When I wrote this in mid-June I had just come back from a Module A training day in Quinte West, Ont., where 25 volunteer firefighters from Prince Edward and Hastings counties were training on search and rescue, firefighter self rescue and the like. The four-day course ran Wednesday to Saturday and most of the 25 participants had taken days off work to attend.
Their first task of the day was to put on their SCBA and put it on quickly – the goal was 30 seconds – under the watchful eyes of six (rather intimidating!) instructors. Most of the students were challenged to get their gear on properly in under a minute, but as the exercise went on and muscle memory improved, some managed it in 45 seconds – although faces were contorted and foreheads were dripping with sweat by the third go round.
As one determined student said later that afternoon after two sets of rigorous training evolutions, “I’ll will make the 30-second time by Saturday.”

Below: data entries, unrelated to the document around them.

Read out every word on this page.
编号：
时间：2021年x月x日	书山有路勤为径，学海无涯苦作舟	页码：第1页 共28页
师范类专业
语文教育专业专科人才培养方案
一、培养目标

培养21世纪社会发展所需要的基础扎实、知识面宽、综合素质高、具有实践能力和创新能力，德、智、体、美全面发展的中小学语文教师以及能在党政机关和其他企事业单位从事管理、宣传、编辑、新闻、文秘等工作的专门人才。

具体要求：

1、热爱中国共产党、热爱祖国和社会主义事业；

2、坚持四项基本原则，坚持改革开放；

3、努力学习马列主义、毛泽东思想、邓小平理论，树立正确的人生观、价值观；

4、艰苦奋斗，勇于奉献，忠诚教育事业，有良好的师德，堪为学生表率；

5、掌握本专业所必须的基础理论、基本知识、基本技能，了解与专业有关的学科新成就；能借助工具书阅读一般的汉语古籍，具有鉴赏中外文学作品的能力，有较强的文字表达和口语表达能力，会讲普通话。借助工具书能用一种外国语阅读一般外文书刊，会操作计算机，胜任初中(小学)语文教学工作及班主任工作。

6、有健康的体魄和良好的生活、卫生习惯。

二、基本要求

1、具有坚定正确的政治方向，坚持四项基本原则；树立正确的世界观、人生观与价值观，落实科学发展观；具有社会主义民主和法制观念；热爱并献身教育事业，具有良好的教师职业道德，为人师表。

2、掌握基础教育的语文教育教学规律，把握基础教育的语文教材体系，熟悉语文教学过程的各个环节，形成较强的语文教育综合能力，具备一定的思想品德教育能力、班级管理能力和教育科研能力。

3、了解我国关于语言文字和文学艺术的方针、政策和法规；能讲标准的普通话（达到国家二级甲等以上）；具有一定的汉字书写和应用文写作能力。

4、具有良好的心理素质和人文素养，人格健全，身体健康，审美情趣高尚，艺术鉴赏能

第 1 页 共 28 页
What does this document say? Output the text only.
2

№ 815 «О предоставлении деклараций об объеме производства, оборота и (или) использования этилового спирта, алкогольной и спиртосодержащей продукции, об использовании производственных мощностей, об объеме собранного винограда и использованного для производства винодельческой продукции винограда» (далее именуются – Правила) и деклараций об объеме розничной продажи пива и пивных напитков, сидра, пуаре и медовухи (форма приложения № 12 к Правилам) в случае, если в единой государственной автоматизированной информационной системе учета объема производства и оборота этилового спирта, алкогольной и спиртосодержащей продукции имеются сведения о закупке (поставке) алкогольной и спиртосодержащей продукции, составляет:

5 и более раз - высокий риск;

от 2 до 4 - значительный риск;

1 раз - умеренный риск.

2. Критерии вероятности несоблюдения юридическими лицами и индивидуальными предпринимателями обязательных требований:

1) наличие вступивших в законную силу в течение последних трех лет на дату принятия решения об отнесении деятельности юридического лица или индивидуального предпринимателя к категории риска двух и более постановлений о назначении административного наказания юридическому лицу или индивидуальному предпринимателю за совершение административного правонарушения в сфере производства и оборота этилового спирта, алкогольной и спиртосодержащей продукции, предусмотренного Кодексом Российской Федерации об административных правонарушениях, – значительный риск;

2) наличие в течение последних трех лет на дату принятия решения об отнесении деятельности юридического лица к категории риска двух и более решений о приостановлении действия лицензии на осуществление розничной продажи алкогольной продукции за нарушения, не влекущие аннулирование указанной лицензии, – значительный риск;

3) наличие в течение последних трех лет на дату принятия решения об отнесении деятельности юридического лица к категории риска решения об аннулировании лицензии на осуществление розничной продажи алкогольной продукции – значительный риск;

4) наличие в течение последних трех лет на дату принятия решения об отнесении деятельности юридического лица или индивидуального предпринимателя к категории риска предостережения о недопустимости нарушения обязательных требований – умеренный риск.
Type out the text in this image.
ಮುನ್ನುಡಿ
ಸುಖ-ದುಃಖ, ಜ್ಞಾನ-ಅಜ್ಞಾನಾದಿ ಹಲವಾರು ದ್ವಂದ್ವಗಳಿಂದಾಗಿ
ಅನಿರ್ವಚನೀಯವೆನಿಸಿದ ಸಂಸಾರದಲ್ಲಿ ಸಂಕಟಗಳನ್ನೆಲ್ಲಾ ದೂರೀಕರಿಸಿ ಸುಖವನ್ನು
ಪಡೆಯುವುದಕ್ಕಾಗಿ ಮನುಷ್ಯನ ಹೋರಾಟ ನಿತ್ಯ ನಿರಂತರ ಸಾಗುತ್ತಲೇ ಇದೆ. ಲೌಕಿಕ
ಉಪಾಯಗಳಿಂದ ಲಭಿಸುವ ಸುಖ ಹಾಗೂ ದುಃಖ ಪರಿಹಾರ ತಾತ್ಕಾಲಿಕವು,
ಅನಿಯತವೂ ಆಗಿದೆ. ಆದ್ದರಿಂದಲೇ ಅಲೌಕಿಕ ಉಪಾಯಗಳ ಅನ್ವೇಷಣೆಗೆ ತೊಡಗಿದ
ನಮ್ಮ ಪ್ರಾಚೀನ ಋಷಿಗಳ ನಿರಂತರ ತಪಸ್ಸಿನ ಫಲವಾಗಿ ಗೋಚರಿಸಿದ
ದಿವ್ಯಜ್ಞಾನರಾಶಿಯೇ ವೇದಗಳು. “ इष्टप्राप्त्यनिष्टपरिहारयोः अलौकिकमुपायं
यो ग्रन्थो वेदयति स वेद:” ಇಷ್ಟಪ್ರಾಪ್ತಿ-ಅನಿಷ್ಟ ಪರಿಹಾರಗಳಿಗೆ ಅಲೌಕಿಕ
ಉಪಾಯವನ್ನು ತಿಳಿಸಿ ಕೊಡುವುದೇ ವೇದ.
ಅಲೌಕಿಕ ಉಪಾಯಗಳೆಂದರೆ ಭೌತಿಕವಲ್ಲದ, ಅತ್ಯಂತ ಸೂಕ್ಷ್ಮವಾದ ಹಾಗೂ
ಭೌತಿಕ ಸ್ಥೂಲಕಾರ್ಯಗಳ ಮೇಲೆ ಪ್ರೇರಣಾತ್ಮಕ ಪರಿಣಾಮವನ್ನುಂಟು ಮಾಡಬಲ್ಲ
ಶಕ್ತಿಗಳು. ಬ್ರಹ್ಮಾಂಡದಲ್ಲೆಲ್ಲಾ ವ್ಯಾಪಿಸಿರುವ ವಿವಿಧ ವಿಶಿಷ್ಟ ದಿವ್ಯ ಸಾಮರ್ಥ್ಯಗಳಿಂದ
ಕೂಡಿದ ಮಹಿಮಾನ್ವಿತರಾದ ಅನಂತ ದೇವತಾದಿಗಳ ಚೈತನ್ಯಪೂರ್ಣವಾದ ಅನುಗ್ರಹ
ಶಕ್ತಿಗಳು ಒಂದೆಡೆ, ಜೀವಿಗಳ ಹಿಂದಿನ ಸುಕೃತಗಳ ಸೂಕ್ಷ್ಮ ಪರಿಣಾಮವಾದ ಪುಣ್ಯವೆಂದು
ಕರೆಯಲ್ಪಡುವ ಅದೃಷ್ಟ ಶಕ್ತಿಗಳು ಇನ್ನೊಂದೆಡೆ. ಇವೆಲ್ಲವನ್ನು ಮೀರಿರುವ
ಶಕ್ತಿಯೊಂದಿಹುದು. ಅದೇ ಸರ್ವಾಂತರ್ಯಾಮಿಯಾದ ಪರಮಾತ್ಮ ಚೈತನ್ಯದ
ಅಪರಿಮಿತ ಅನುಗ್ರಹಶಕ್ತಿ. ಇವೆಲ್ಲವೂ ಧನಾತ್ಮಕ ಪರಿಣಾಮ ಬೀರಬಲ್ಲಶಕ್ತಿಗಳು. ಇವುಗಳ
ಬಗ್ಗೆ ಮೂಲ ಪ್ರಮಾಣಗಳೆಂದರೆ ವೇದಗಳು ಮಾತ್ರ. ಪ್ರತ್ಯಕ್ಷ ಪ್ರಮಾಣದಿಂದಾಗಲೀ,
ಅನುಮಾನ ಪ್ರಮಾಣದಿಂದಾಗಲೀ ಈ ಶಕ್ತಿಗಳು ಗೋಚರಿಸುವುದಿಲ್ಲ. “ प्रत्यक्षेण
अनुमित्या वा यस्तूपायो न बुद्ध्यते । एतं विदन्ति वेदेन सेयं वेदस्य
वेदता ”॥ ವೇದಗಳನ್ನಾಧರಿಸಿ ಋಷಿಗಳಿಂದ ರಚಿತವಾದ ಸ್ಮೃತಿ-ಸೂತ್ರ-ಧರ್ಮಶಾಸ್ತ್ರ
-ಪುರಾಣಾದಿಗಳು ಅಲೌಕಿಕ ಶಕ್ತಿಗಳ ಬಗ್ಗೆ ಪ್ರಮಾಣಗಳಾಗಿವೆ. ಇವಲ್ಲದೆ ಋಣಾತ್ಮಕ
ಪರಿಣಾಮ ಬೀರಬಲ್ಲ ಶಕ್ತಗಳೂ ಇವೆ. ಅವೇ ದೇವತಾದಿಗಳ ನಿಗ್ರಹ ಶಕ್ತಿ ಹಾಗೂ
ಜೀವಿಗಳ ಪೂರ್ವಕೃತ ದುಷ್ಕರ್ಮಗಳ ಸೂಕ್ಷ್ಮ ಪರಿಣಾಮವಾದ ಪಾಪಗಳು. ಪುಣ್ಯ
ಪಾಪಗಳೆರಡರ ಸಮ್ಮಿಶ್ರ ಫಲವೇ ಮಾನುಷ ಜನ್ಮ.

A few weeks earlier, I had been at FDIC Atlantic in Wolfville, N.S., where 450 firefighters – mostly volunteers, who gave up a beautiful June weekend – practised live fire training in the Nova Scotia Firefighters School mobile burn unit (a rarity for most volunteer firefighters in the province) and other hands-on-training courses, including sessions by Canadian Firefighter Back to Basics writer Mark van der Feyst. (Ed Brouwer and CFF writer Bob Krause were also in Wolfville, doing classroom training.)
The determination of those groups of (mostly very young) volunteer firefighters got me thinking about the cover story for this issue. Training is the transfer of knowledge to prepare for the real thing. The North Perth Fire Department in Listowel is known for its rigorous training – three, or four hours a night, twice a month, faithfully (even as some departments are considering reducing training to just once a month).
Chris Williams of the Office of the Fire Marshal was generous with his time in discussing the investigation into the fatal dollar-store fire. That an Ontario Ministry of Labour investigation did not result in any charges against the municipality or the North Perth Fire Service is testament to the training and precision of execution that North Perth Fire Chief Ed Smith brings to his department. Still, something went wrong.
In our story on page 8, Williams presents a compelling case for communities to make more of an effort to learn about the construction of commercial and industrial structures, do pre-plans, and take time to size-up the scene. Chief Smith rightfully worries about the onus all that puts on overburdened volunteer services. The role of fire chief as risk manager is one we’re going to hear about a lot.
Meantime, in Listowel and Atwood and Monkton – the communities that make up the North Perth Fire Service – the commitment to training hasn’t changed, because it was always there. The only difference is that the volunteer firefighters under Ed Smith’s command know what it means to train for life.